La réhabilitation de la section Maroua-Moutourwa d’une longueur de 36 kilomètres a permis au Ministre des Travaux Publics, Emmanuel Nganou Djoumessi, qu’accompagne le Secrétaire d’Etat auprès du Ministre des Travaux Publics chargé des Routes d’apprécier l’évolution des travaux engagés sur cet axe structurant de la Nationale N1, ainsi que les mesures envisagées pour optimiser les performances du projet. Premier projet visité ce 29 mai 2026.
Longue de 36 km, la section Maroua-Moutourwa constitue le lot 1 du projet de réhabilitation des tronçons Moutourwa-Maroua et Magada-Yagoua, assorti de la construction de la voie de contournement de la ville de Maroua. Financé par la Banque Africaine de Développement, l’Union Européenne et le Gouvernement du Cameroun, ce projet représente un investissement global de plus de 21 135 523 691 F CFA Tout Taxe Comprise (TTC).

La visite de terrain a débuté par une présentation du projet faite par le Chef de mission de contrôle du Groupement CIMA International/ECTA BTP. Victor Gimou parle du matériel pratiquement complet : « Le personnel de l’entreprise est à la hauteur de nos attentes. Ils utilisent un matériel spécial qu’on appelle le plurimixeur.
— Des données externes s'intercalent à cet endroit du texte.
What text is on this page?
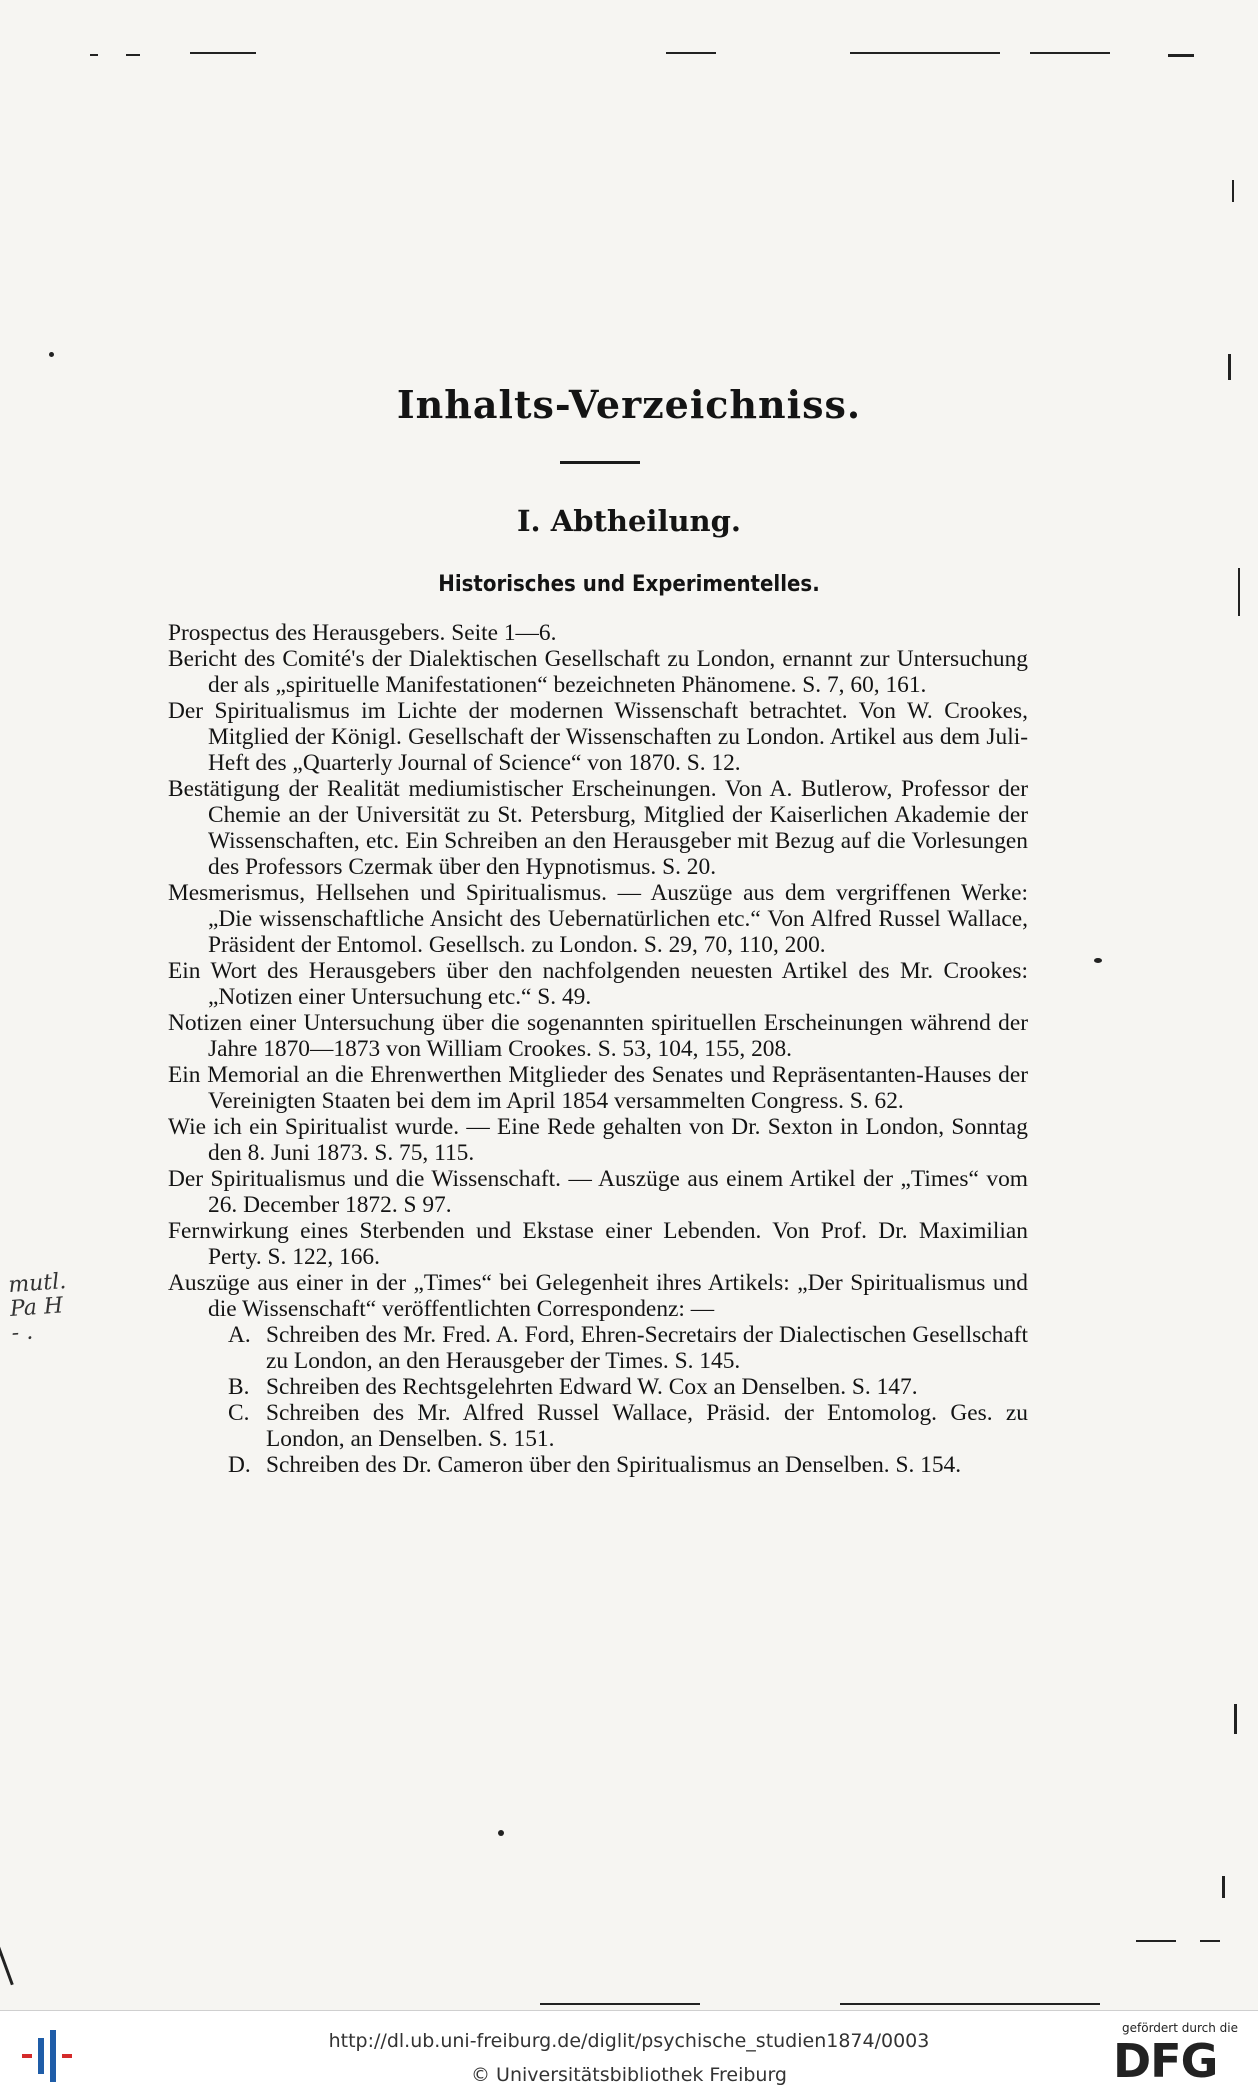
Inhalts-Verzeichniss.
I. Abtheilung.
Historisches und Experimentelles.
Prospectus des Herausgebers. Seite 1—6.
Bericht des Comité's der Dialektischen Gesellschaft zu London, ernannt zur Untersuchung der als „spirituelle Manifestationen“ bezeichneten Phänomene. S. 7, 60, 161.
Der Spiritualismus im Lichte der modernen Wissenschaft betrachtet. Von W. Crookes, Mitglied der Königl. Gesellschaft der Wissenschaften zu London. Artikel aus dem Juli-Heft des „Quarterly Journal of Science“ von 1870. S. 12.
Bestätigung der Realität mediumistischer Erscheinungen. Von A. Butlerow, Professor der Chemie an der Universität zu St. Petersburg, Mitglied der Kaiserlichen Akademie der Wissenschaften, etc. Ein Schreiben an den Herausgeber mit Bezug auf die Vorlesungen des Professors Czermak über den Hypnotismus. S. 20.
Mesmerismus, Hellsehen und Spiritualismus. — Auszüge aus dem vergriffenen Werke: „Die wissenschaftliche Ansicht des Uebernatürlichen etc.“ Von Alfred Russel Wallace, Präsident der Entomol. Gesellsch. zu London. S. 29, 70, 110, 200.
Ein Wort des Herausgebers über den nachfolgenden neuesten Artikel des Mr. Crookes: „Notizen einer Untersuchung etc.“ S. 49.
Notizen einer Untersuchung über die sogenannten spirituellen Erscheinungen während der Jahre 1870—1873 von William Crookes. S. 53, 104, 155, 208.
Ein Memorial an die Ehrenwerthen Mitglieder des Senates und Repräsentanten-Hauses der Vereinigten Staaten bei dem im April 1854 versammelten Congress. S. 62.
Wie ich ein Spiritualist wurde. — Eine Rede gehalten von Dr. Sexton in London, Sonntag den 8. Juni 1873. S. 75, 115.
Der Spiritualismus und die Wissenschaft. — Auszüge aus einem Artikel der „Times“ vom 26. December 1872. S 97.
Fernwirkung eines Sterbenden und Ekstase einer Lebenden. Von Prof. Dr. Maximilian Perty. S. 122, 166.
Auszüge aus einer in der „Times“ bei Gelegenheit ihres Artikels: „Der Spiritualismus und die Wissenschaft“ veröffentlichten Correspondenz: —
A. Schreiben des Mr. Fred. A. Ford, Ehren-Secretairs der Dialectischen Gesellschaft zu London, an den Herausgeber der Times. S. 145.
B. Schreiben des Rechtsgelehrten Edward W. Cox an Denselben. S. 147.
C. Schreiben des Mr. Alfred Russel Wallace, Präsid. der Entomolog. Ges. zu London, an Denselben. S. 151.
D. Schreiben des Dr. Cameron über den Spiritualismus an Denselben. S. 154.
mutl.
Pa H
- .
http://dl.ub.uni-freiburg.de/diglit/psychische_studien1874/0003
© Universitätsbibliothek Freiburg
gefördert durch die
DFG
Ils utilisaient un d’occasion, mais actuellement ils ont acquis un plurimixeur neuf. Nous les avons félicités pour cet investissement. Toutefois, la seule chose qui peut faire déraper ce chantier c’est la trésorerie parce qu’ils ont facturé à 24%, le montant de leur contrat. Il y a aussi des postes qui restent des jours sans tourner faute de carburant, parfois un déficit en ciment empêche une bonne évolution des travaux». Les échanges entre l’équipe technique et le Maître d’ouvrage a donc permis de faire le point sur l’état d’avancement des travaux, les défis rencontrés et les dispositions prises pour améliorer le rendement des équipes déployées sur le terrain.

Au plan technique, les travaux enregistrent des avancées bien visibles, avec l’exploitation de la carrière de Tagalai, la mise en service de la station de concassage et de la centrale d’enrobage, les travaux de terrassement en zone d’élargissement ainsi que la poursuite de la construction des ouvrages hydrauliques. Le patron des Travaux publics au Cameroun, a également pu apprécier les approvisionnements anticipés effectués par l’entreprise au niveau de la carrière : une volonté de maintenir un rythme soutenu dans l’exécution des prestations.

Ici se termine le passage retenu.